Over the course of the summer, I talked to artists, fashion designers, physicians, psychologists, professors, business owners, restaurateurs, executives, retirees, lawyers, writers, and countless other strangers about this town they call home. Every one of these people welcomed me when I showed up, mostly unannounced. More than that, they answered my questions, bought me lunch, gave me homemade apricot jam, loaned me books, took me on tours, and insisted that I come to their gallery opening or football party or prime-rib night, or whatever it was they were most proud of and connected to. I've experienced neighborhoods I'd been overlooking, wandered into shops I'd never heard of, and met with people I never would have otherwise, all of which has made me newly aware and immensely proud of this friendly, welcoming city—and yes, it is a city now—that I've chosen as home. And this choice has put me in good company.
Although many of the people I've talked with grew up here, many more of them chose to come to Denver and they did so for all sorts of reasons. They came as adults because they vacationed here as kids. They came from small towns seeking the big-city ambience. They came because of the mountains, the relatively affordable housing, the omnipresent sunshine or, as one friend did, because the low humidity wouldn't cause her hair to frizz.
This isn't a town with an impregnable centuries-old culture like those you find in the East. This is a relatively new city to which people are drawn because they see something here they like. That, in turn, naturally puts them in the mind-set of finding what they need. And they do. On Colfax, Baack finds the characters he requires to feel at home. Leisring finds the Rockies willing to go to bat for her season after season. Perez focuses on the traffic because that's where he thrives. It's like Denver is one giant Rorschach inkblot test that projects back to people who they are, what they are hoping to find, and also, perhaps, what they fear the most. This may be why Zeppelin, a visionary who pushes the limits, gets dismayed when others don't. And why I, a work-from-home writer, was feeling uncertain and disconnected.
After three months of searching, I've not only found a city screaming with activity and achievement, I've also found in myself a desperate yearning to be smack dab in the middle of it all.
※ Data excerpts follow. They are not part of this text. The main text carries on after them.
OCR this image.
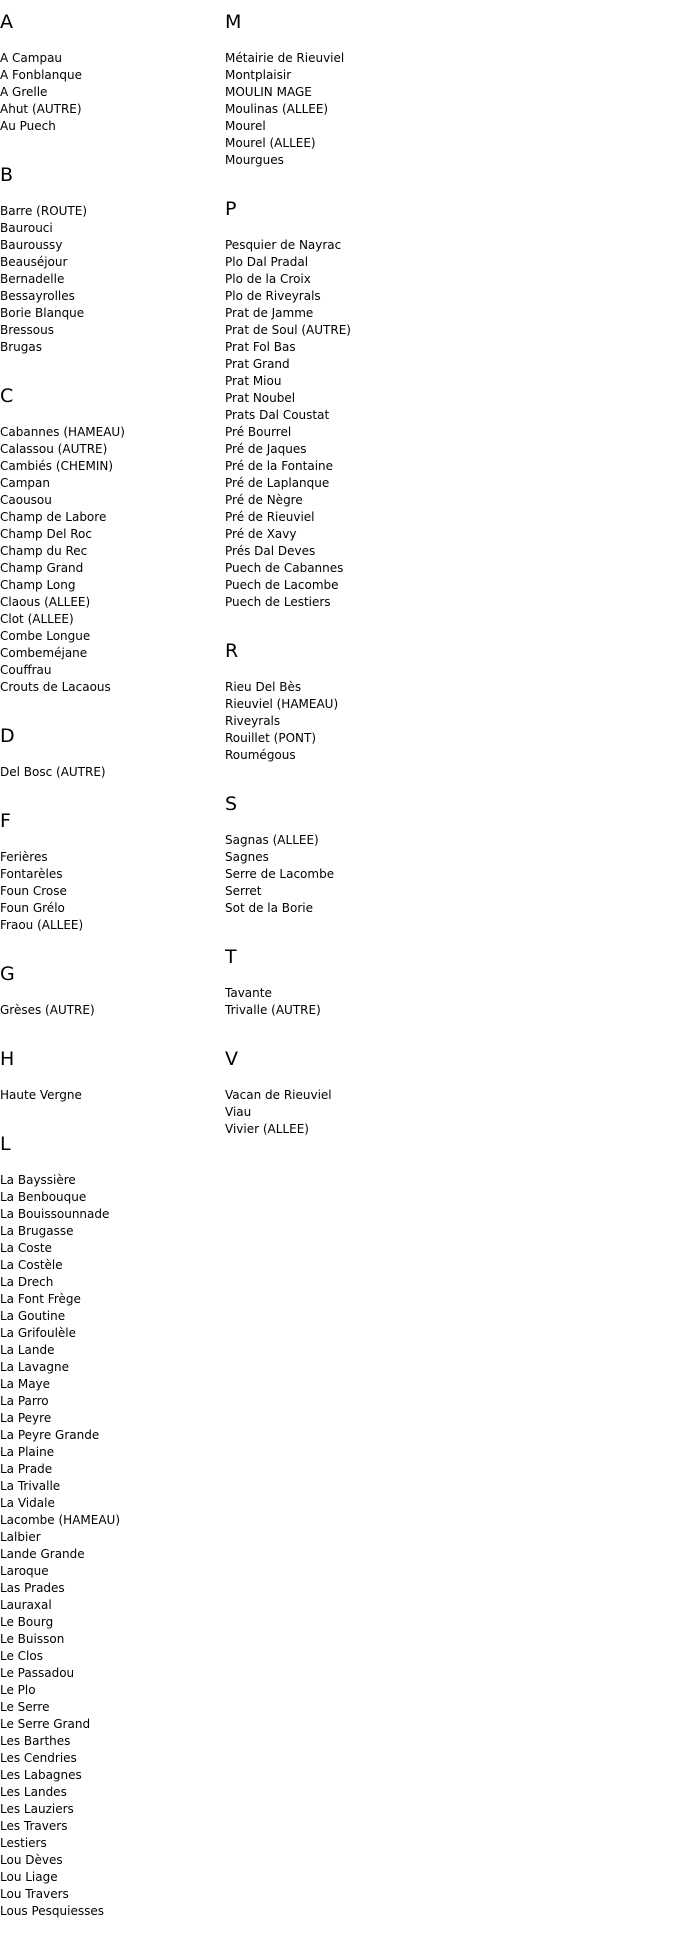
A
A Campau
A Fonblanque
A Grelle
Ahut (AUTRE)
Au Puech
B
Barre (ROUTE)
Baurouci
Bauroussy
Beauséjour
Bernadelle
Bessayrolles
Borie Blanque
Bressous
Brugas
C
Cabannes (HAMEAU)
Calassou (AUTRE)
Cambiés (CHEMIN)
Campan
Caousou
Champ de Labore
Champ Del Roc
Champ du Rec
Champ Grand
Champ Long
Claous (ALLEE)
Clot (ALLEE)
Combe Longue
Combeméjane
Couffrau
Crouts de Lacaous
D
Del Bosc (AUTRE)
F
Ferières
Fontarèles
Foun Crose
Foun Grélo
Fraou (ALLEE)
G
Grèses (AUTRE)
H
Haute Vergne
L
La Bayssière
La Benbouque
La Bouissounnade
La Brugasse
La Coste
La Costèle
La Drech
La Font Frège
La Goutine
La Grifoulèle
La Lande
La Lavagne
La Maye
La Parro
La Peyre
La Peyre Grande
La Plaine
La Prade
La Trivalle
La Vidale
Lacombe (HAMEAU)
Lalbier
Lande Grande
Laroque
Las Prades
Lauraxal
Le Bourg
Le Buisson
Le Clos
Le Passadou
Le Plo
Le Serre
Le Serre Grand
Les Barthes
Les Cendries
Les Labagnes
Les Landes
Les Lauziers
Les Travers
Lestiers
Lou Dèves
Lou Liage
Lou Travers
Lous Pesquiesses
M
Métairie de Rieuviel
Montplaisir
MOULIN MAGE
Moulinas (ALLEE)
Mourel
Mourel (ALLEE)
Mourgues
P
Pesquier de Nayrac
Plo Dal Pradal
Plo de la Croix
Plo de Riveyrals
Prat de Jamme
Prat de Soul (AUTRE)
Prat Fol Bas
Prat Grand
Prat Miou
Prat Noubel
Prats Dal Coustat
Pré Bourrel
Pré de Jaques
Pré de la Fontaine
Pré de Laplanque
Pré de Nègre
Pré de Rieuviel
Pré de Xavy
Prés Dal Deves
Puech de Cabannes
Puech de Lacombe
Puech de Lestiers
R
Rieu Del Bès
Rieuviel (HAMEAU)
Riveyrals
Rouillet (PONT)
Roumégous
S
Sagnas (ALLEE)
Sagnes
Serre de Lacombe
Serret
Sot de la Borie
T
Tavante
Trivalle (AUTRE)
V
Vacan de Rieuviel
Viau
Vivier (ALLEE)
And so, in a surprising but fitting end to this quest, I recently rented a downtown office in a community of other self-employed people in a historical building, a stone's throw from the Platte.
I'm still unable to come up with a single word to describe this city's personality. But the lack of an available adjective seems appropriate, for this is a town that lets you decide who you'll be and what you'll find. Unlike a Boulder or an Aspen or even a San Francisco—cities that impose their worldview on residents, causing them to put up, shut up, or leave—Denver is close to attaining the magical impossibility of being all things to all people.
The trick, I've found, is to know exactly what it is you're looking for.